China’s national oil companies took a major rating hit in the wake of an unstable oil price.
The Standard & Poor’s Rating Services today confirmed it had downgraded CNOOC Group and Sinopec Corp.
Analyst Lawrence Lu said: “We don’t believe China’s national oil companies will be able to stabilise their cash flow adequacy amid the current price environment despite their efforts to cut capital expenditure and costs.
“We have therefore lowered our stand-alone credit profile [SACP] assessments of CNOOC Group, CNOOC Ltd., Sinopec Corp., and Sinopec Group by one notch, triggering downgrades of the companies.”
Companies in Southeast Asia, including PT Pertamina and Petronas, escaped action for now.
Credit analyst Xavier Jean said: “While we haven’t downgraded South and Southeast Asia oil companies, lower oil prices will undeniably weaken their cash flow adequacy and leverage ratios, especially for those with still-sizable capital spending.”
Australia-based Woodside was also downgraded.
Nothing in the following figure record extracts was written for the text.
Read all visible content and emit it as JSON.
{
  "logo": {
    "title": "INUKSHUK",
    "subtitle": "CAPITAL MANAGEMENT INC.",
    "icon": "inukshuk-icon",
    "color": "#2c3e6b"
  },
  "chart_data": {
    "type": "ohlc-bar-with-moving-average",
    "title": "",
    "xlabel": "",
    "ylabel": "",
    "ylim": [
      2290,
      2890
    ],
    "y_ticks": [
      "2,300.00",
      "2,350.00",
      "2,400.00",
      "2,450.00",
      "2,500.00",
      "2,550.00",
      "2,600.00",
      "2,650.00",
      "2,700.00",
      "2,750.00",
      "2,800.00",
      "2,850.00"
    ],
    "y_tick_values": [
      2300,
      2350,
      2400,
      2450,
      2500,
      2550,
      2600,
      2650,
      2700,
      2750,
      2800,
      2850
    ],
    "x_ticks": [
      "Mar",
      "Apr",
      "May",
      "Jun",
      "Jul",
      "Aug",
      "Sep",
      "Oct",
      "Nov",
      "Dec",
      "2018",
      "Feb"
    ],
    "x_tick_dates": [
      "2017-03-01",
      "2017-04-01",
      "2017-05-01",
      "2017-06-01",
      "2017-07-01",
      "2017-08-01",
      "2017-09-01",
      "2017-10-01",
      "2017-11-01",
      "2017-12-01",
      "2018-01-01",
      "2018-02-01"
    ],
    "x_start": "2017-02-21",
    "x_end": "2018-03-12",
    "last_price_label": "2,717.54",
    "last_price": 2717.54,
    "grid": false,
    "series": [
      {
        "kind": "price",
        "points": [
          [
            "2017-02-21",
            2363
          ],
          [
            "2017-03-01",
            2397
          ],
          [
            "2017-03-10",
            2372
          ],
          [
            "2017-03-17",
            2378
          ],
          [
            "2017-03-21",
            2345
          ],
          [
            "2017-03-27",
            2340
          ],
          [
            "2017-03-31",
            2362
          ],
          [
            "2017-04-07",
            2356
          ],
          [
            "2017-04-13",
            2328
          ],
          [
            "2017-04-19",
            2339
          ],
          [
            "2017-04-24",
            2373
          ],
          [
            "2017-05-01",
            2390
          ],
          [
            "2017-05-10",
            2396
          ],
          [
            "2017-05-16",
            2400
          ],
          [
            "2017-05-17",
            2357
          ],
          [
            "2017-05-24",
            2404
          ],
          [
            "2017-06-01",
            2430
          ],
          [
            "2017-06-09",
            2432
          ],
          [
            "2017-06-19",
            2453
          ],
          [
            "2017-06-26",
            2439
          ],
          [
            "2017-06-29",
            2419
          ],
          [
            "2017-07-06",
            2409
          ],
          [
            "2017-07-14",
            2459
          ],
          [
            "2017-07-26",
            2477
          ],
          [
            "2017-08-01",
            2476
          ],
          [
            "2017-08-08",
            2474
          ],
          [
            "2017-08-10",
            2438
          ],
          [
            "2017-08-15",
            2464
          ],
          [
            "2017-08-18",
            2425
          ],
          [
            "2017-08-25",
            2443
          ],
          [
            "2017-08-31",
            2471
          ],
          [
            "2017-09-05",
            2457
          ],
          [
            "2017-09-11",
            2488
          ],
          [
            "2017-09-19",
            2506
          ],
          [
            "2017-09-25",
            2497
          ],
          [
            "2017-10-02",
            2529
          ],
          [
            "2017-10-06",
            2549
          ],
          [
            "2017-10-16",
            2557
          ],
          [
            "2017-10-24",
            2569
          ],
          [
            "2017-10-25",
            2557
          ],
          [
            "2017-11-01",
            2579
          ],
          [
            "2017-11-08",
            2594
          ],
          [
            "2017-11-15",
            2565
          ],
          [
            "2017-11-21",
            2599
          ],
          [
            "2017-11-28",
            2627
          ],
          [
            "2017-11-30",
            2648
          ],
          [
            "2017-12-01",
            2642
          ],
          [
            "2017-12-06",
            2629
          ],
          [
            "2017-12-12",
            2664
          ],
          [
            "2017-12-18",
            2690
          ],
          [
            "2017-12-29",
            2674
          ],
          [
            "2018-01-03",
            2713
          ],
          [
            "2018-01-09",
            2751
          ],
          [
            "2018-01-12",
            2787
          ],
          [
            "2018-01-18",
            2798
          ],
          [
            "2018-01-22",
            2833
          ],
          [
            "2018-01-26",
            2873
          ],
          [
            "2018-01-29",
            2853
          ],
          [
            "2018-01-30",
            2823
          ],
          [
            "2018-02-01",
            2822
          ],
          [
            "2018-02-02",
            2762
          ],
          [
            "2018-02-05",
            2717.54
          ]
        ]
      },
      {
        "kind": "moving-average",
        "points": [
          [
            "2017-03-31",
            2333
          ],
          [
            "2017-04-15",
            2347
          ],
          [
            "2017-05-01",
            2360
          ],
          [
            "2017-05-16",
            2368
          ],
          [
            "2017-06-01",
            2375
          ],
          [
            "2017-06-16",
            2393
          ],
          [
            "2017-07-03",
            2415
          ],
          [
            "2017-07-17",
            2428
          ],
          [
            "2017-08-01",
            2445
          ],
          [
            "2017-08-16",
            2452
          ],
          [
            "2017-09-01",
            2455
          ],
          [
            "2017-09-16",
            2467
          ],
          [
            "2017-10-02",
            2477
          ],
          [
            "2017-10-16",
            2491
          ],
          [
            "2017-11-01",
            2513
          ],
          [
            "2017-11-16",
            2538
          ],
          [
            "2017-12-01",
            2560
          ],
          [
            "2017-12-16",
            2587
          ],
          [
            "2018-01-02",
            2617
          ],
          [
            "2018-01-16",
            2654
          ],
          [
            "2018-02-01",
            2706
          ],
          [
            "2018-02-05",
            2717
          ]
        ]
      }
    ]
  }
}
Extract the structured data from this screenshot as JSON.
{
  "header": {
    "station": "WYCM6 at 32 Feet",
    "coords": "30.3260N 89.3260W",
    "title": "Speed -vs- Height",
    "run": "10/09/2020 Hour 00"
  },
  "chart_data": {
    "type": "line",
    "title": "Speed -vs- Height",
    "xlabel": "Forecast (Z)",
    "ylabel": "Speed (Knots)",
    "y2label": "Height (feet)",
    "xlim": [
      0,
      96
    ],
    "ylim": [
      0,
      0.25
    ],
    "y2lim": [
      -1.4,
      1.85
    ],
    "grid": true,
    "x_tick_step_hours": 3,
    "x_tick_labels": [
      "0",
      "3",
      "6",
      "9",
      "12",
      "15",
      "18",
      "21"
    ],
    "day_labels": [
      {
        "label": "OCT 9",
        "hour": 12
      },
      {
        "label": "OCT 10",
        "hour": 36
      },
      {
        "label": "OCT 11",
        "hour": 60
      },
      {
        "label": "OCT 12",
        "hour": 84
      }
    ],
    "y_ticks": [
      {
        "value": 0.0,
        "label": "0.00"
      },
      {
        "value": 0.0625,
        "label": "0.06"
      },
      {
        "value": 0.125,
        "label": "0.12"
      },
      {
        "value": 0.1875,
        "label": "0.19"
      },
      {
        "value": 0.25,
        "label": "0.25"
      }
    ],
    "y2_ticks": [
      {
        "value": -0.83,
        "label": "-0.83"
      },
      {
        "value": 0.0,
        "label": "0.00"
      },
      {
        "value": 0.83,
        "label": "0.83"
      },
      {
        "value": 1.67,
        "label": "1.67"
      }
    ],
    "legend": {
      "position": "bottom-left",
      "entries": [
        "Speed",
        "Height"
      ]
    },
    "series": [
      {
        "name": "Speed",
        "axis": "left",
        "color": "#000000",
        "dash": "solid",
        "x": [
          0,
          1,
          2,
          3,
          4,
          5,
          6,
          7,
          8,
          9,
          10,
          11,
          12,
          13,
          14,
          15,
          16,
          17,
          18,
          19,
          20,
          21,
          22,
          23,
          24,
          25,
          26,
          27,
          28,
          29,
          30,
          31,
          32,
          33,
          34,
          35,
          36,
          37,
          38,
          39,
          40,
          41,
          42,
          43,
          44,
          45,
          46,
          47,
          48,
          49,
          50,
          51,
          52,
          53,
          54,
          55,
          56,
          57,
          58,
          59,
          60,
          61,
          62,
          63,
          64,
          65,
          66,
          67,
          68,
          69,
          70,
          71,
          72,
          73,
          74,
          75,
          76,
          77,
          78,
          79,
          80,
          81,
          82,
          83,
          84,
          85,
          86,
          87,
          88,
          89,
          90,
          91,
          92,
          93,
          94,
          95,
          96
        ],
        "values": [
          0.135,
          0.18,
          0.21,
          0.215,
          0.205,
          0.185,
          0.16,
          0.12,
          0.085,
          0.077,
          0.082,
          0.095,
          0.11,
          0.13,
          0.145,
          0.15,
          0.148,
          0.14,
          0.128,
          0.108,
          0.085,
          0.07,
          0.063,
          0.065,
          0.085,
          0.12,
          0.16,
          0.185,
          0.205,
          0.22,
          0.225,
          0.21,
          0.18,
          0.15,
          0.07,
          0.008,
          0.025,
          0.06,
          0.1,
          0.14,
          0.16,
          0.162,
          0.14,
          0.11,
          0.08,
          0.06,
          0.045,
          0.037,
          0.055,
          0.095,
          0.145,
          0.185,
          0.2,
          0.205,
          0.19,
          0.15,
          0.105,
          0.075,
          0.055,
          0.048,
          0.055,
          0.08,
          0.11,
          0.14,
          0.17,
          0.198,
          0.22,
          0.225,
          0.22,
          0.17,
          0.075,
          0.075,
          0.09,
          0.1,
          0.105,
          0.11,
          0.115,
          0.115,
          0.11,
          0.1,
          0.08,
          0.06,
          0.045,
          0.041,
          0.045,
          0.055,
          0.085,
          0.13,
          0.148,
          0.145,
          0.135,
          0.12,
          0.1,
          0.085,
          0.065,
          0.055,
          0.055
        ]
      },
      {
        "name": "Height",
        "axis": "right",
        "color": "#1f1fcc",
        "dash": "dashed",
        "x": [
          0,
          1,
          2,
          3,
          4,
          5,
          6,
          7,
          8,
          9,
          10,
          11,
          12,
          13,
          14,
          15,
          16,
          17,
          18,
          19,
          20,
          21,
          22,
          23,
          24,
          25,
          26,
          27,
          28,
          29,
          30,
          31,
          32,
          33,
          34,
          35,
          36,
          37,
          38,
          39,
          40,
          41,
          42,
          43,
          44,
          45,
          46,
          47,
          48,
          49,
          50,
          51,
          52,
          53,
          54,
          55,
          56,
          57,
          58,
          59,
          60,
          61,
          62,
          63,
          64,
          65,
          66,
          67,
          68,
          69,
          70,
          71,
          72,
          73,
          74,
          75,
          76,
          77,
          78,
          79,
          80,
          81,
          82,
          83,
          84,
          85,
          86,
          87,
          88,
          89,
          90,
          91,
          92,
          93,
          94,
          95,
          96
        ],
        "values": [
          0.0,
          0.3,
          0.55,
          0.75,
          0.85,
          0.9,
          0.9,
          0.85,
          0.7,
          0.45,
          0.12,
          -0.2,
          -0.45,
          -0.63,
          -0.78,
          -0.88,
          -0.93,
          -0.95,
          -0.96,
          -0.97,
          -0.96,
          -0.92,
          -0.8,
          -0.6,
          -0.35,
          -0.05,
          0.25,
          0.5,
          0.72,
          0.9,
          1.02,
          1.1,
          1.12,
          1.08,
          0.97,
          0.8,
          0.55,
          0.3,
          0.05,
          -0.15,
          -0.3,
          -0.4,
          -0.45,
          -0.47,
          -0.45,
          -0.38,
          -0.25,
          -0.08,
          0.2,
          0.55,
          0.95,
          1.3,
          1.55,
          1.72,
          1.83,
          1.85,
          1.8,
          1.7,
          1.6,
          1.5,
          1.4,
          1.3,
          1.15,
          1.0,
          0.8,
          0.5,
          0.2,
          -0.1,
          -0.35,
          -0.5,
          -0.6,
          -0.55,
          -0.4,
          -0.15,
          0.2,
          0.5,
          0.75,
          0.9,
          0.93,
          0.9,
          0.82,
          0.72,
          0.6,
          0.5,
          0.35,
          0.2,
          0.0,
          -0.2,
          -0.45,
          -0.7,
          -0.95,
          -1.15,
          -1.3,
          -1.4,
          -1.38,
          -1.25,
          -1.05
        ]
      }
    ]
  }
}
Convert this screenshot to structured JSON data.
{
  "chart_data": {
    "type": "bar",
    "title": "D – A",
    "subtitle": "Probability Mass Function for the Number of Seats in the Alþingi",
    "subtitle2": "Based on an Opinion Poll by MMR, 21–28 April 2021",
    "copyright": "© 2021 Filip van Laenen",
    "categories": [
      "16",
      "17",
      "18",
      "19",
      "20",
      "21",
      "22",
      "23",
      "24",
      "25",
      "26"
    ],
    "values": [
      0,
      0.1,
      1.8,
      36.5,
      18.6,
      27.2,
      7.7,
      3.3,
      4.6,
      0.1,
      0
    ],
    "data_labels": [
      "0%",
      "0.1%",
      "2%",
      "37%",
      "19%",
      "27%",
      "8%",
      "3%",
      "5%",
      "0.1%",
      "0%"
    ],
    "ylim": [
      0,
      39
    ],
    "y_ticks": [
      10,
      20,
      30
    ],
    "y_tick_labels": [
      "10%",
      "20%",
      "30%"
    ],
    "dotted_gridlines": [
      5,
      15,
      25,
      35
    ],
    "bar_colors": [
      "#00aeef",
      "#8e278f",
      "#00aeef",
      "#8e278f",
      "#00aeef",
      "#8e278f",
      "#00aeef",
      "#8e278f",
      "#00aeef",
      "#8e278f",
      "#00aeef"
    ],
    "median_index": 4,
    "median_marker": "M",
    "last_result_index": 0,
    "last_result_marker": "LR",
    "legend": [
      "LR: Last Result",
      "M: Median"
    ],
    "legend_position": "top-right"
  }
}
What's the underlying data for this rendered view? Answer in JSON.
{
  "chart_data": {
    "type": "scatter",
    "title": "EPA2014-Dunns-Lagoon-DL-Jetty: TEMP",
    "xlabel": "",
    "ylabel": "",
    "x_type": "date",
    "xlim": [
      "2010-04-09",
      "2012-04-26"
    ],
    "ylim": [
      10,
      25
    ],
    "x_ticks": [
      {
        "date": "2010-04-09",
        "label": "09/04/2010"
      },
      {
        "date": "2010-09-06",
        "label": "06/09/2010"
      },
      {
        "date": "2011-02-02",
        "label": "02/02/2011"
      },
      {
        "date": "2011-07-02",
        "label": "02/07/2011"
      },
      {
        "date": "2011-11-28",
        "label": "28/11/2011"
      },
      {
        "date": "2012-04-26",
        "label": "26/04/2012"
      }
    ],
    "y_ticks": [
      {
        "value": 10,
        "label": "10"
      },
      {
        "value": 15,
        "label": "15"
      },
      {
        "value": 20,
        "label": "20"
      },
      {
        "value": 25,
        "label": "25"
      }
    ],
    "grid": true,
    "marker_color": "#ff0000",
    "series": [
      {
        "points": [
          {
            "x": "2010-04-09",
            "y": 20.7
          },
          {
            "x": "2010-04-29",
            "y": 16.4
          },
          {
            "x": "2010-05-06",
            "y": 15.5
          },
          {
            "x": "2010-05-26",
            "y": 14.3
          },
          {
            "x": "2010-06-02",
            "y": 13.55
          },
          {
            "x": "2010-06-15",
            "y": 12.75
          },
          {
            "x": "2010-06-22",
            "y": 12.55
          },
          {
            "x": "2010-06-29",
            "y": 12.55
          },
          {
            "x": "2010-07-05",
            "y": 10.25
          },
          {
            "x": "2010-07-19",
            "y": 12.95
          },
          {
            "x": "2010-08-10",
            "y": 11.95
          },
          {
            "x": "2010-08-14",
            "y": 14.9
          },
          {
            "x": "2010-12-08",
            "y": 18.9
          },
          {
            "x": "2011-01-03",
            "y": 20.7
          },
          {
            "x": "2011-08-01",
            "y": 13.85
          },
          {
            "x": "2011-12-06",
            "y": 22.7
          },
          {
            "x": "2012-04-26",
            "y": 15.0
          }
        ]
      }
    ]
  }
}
Standard & Poor said the firm’s finances “would be pressured beyond tolerance”.
The spokesman added: “In Australia, we downgraded Santos Ltd. to ‘BBB-/A-3’ from ‘BBB/A-2’ because we believe the company’s financial performance will remain subdued this year, given the current depressed oil prices and our revised oil price assumptions.
“We do not expect the company’s credit metrics to recover to a level in line with the previous ‘BBB’ rating. We revised the rating outlook on Woodside Petroleum Ltd. because we believe the company’s financial performance will be pressured beyond our tolerance for the ‘BBB+’ rating because of the current low spot oil price.
“On the other hand, the rating on Origin Energy Ltd. (BBB-/Stable/A-3) is unaffected by the revision to our oil price assumption.”